Cloud Atlas: A Review

Cloud Atlas (2004), by David Mitchell, is a stellar composition that illustrates the interconnectivity of humanity through all time periods and ages. It is a book written for all readers, lovers of all genres, and, simply put, it is a masterpiece.

A brief summation: Cloud Atlas is comprised of six short stories, each a different genre from the next, and taking place in either the past, the present, or the future. The first story is written as journal entries detailing the adventures of an American anthropologist during the mid-1800s. The second story, written as a series of letters addressed to his lover back home, is about an aspiring musician’s stay with his role model, a once great and revered composer, who is dying in the early 1930s. The third story is written as a crime novel circa the 1970s, wherein a young journalist, anxious for her big break, risks life and limb getting the scoop on a greedy corporation’s newest nuclear power plant, which will likely wipe out one-third of California. The fourth story is a memoir told in the style of a quirky British comedy, about an old man living in 2004 England who, through one set of hijinks or another, ends up trapped in an old folks’ home. The fifth story reads like a Philip K. Dick-esque sci-fi drama, and is a final confession recorded by a former A.I. slave in the near/distant future when corporations rule the world. Finally, the sixth story is told by an old man in the far, far distant future, telling his children a story from younger days when a mysterious woman came to visit his homeland and how they barely escaped with their lives. Mitchell expertly develops distinct personalities, settings, and language which quickly immerse the reader in the multiple worlds of the characters.
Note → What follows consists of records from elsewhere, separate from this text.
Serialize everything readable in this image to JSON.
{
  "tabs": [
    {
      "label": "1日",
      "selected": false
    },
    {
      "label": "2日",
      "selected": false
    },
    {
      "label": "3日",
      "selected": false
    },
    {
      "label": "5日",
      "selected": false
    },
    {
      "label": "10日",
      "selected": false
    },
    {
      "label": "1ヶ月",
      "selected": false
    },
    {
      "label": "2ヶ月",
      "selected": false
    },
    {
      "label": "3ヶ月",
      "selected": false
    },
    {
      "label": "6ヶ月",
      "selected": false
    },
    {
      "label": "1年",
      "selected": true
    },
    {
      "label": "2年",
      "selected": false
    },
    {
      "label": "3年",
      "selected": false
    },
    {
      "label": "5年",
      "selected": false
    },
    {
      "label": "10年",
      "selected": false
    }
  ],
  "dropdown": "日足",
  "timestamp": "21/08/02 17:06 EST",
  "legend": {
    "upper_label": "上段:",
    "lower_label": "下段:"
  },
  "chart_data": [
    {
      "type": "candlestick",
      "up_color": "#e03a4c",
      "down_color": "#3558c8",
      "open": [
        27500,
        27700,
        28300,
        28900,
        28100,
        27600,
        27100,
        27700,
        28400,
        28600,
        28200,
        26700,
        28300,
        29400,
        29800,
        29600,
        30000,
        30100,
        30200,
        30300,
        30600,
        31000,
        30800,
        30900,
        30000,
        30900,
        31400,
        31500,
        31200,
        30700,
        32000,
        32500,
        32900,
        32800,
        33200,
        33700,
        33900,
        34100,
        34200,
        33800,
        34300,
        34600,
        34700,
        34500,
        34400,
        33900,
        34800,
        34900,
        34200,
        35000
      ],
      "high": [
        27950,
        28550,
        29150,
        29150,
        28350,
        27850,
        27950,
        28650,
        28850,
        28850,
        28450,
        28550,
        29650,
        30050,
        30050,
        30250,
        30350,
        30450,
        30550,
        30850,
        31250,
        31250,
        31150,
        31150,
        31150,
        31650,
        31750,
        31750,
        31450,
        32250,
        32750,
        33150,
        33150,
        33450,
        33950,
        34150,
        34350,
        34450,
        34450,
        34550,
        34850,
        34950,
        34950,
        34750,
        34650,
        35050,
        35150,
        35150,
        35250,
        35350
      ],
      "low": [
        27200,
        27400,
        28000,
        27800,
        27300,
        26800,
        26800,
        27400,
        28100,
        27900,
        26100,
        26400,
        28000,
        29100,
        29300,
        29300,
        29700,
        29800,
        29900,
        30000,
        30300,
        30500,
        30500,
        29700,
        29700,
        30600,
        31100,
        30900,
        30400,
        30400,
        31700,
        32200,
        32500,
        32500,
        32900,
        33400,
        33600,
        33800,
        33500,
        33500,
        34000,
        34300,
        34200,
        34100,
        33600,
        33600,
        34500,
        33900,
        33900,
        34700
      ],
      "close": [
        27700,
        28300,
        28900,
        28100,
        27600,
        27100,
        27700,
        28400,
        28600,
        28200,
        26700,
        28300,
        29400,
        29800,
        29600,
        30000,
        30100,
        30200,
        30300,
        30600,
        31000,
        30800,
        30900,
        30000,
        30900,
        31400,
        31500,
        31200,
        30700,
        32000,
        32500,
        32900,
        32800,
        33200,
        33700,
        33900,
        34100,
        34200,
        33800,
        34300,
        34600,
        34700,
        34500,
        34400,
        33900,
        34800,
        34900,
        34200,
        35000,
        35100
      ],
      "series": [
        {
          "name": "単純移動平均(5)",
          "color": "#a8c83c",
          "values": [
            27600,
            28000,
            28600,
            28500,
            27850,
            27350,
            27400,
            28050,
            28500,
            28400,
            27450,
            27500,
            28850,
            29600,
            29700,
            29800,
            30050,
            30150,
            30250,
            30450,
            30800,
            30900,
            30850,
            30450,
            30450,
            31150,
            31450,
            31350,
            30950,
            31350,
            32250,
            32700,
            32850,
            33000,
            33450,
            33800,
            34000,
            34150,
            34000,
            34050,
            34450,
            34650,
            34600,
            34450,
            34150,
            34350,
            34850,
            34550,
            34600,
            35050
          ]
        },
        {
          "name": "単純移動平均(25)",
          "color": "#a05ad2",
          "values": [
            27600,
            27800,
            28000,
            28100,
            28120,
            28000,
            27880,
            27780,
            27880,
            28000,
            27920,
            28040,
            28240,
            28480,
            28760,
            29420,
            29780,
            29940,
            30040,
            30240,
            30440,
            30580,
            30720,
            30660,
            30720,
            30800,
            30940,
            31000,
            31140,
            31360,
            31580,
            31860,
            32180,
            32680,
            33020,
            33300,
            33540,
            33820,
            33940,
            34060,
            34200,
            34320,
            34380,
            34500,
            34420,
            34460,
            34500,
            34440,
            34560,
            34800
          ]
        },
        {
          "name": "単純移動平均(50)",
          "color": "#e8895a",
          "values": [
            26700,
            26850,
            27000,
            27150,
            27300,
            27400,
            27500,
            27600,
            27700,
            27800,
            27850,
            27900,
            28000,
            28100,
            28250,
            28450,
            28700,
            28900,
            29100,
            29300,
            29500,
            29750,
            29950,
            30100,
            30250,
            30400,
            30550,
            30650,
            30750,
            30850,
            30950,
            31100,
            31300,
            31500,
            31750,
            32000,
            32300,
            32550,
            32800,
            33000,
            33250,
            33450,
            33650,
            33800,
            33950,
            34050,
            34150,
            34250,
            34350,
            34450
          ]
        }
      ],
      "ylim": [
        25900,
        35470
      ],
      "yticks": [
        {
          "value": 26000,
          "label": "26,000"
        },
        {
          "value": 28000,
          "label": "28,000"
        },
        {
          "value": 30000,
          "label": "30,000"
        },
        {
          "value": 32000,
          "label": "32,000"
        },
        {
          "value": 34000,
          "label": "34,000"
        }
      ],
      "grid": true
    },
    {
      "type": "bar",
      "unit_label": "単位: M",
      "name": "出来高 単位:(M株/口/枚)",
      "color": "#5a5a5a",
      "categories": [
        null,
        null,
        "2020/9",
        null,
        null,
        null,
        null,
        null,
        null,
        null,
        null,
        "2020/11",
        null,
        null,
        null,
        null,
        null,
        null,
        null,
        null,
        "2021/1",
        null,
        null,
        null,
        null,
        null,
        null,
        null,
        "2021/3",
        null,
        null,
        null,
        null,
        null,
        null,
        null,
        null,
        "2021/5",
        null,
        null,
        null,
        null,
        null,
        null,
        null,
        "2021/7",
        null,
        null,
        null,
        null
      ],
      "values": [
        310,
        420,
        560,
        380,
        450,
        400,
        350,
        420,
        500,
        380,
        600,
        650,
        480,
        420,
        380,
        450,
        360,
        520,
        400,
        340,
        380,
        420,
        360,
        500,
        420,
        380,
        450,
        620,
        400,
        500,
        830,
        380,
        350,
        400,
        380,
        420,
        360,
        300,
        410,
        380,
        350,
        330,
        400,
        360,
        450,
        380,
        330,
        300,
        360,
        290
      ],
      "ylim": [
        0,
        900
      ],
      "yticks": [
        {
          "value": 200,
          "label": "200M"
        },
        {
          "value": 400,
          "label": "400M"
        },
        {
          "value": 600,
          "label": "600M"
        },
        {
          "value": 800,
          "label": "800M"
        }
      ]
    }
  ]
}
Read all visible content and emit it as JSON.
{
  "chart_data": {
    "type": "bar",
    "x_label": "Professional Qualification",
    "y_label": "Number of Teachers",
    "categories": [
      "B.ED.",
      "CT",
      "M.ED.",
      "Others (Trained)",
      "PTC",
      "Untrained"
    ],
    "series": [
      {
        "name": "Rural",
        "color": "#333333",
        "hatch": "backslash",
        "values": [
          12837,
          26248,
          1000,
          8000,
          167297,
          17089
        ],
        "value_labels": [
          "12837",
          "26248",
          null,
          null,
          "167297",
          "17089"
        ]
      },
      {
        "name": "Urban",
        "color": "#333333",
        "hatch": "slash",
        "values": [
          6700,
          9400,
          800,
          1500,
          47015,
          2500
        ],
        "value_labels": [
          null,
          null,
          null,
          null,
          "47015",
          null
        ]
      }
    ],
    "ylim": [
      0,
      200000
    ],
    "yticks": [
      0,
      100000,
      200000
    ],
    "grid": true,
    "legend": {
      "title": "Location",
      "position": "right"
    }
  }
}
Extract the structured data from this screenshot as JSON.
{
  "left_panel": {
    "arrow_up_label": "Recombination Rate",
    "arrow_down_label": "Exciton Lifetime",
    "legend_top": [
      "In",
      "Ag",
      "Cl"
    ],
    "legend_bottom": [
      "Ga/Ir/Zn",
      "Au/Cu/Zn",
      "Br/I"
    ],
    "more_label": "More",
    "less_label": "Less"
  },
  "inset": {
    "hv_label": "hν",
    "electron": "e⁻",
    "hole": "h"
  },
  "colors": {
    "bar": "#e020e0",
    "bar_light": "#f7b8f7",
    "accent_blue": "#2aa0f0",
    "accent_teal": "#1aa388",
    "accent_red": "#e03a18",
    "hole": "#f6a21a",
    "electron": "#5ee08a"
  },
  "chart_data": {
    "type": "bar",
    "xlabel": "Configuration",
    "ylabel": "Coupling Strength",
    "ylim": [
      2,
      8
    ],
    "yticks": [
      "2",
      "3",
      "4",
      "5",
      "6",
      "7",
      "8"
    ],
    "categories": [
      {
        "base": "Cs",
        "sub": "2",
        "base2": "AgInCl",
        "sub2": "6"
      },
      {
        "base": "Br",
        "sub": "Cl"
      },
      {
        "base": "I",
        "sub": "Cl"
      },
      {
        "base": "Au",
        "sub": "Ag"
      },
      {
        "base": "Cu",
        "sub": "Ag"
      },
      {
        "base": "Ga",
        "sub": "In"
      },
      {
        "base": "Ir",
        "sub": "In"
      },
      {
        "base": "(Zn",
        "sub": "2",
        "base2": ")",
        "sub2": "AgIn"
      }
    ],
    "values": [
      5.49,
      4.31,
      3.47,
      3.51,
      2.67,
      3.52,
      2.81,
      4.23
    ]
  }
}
The catch: Although each of the six stories has the ability to be a stand-alone short published in an anthology of the author’s works, no story in Cloud Atlas could exist without the existence of the other stories. This is where Mitchell’s genius shines. Halfway through reading the journal entries of the 19th century anthropologist, it ends. Abruptly. The second story begins immediately afterward, and it is in the letters that the musician reveals he has found 40 pages of a torn journal written by a 19th century anthropologist, exactly what the reader has just read. Again, the second story ends halfway through the telling, immediately followed by the third story, in which the main character meets the musician’s lover and reads the letters. Again and again this happens, stories cut in half and then referenced in the following story, until the ultimate sixth story is told beginning to end. This then transitions to the second half of the fifth story, which then transitions to the fourth, creating a domino effect until the first story is finally finished.

In this way, placing stories inside one another, Mitchell illustrates how humanity is connected through generations and across space and time. No one would know about the journal entries had the musician not discovered them, and no one would know about his letters had the journalist not read them. Even the sixth story, though it is told in its entirety, could not have been told had characters from the previous story not existed.

I recommend Cloud Atlas to all kinds of readers. Literary and philosophical types will especially appreciate the techniques used and messages being conveyed, but all readers can enjoy the different genres and how they seamlessly fit together. A New York Times bestseller and a finalist for the Man Booker Prize, Cloud Atlas is absolutely a novel worth reading. Though please, try to read the book before the seeing the film.